This could soon become a broader problem as well.
“California is a little sneak peek of what is in store for the rest of the world as we dramatically scale up solar,” says Zeke Hausfather, director of climate and energy at the Breakthrough Institute, and author of the report.
That’s because while solar accounts for about 19% of the electricity California generates, other regions are rapidly installing photovoltaic panels as well. In Nevada and Hawaii, for instance, the share of solar generation stood at around 13% in 2019, the study found. The levels in Italy, Greece and Germany were at 8.6%, 7.9% and 7.8%, respectively.
So far, heavy solar subsidies and the rapidly declining cost of solar power has offset the falling value of solar in California. So long as it gets ever cheaper to build and operate solar power plants, value deflation is less of a problem.
But it’s likely to get harder and harder to pull off that trick, as the state’s share of solar generation continues to climb. If the cost declines for building and installing solar panels tapers off, California’s solar deflation could pull ahead in the race against falling costs as soon as 2022 and climb upward from there, the report finds. At that point, wholesale pricing would be below the subsidized costs of solar in California, undermining the pure economic rationale for building more plants, Hausfather notes.
The state’s SB 100 law, passed in 2018, requires all of California’s electricity to come from “renewable and zero-carbon resources” by 2045. By that point, some 60% of the state’s electricity could come from solar, based on a California Energy Commission model.
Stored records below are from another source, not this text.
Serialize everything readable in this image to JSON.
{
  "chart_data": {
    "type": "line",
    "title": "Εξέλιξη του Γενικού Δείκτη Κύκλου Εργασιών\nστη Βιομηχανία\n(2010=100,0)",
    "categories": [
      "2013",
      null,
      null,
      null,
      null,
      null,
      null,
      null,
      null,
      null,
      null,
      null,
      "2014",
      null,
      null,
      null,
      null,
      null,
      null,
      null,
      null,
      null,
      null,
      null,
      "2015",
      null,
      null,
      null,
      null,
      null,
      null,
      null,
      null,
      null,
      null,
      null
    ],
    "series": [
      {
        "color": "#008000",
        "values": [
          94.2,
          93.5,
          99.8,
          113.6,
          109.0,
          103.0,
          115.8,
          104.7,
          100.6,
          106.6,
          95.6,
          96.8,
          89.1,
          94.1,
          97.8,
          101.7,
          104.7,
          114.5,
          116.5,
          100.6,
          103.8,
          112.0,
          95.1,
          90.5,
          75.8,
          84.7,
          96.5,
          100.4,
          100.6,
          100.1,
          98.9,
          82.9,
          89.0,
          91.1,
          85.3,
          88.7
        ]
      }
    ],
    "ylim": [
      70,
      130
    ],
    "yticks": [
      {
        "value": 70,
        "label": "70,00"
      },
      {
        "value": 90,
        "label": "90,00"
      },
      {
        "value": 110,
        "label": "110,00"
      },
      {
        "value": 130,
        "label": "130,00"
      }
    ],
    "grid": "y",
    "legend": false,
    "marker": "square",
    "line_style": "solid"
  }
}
The Breakthrough study estimates that the value of solar–or the wholesale average price relative to other sources–will fall by 85% at that point, decimating the economics of solar farms, at least as California’s grid exists today.
How do we fix it?
There are a variety of ways to ease this effect, though no single one is likely a panacea.
The solar sector can continue trying to find ways to push down solar costs, but some researchers have argued it may require shifting to new materials and technologies to get to the dirt-cheap levels required to outpace value deflation.
Grid operators and solar plant developers can add more energy storage—and increasingly they are.
Researchers at Lawrence Berkeley National Laboratory highlighted similarly declining solar values in California in a broader study published in Joule last month. But they also noted that numerous modeling studies showed that the addition of low cost storage options, including so called hybrid plants coupled with lithium-ion batteries, eases value deflation and enables larger shares of renewables to operate economically on the grid.
States or nations could also boost subsidies for solar power; add more long-distance transmission lines to allow regions to swap clean electricity as needed; or incentivize customers to move energy use to times of day that better match with periods of high generation.
The good news is that each of these will help to ease the transition to clean electricity sources in other ways as well, but they’ll also all take considerable time and money to get underway.
The California solar market offers a reminder that the climate clock is ticking.
This story was updated to add details from the Joule study.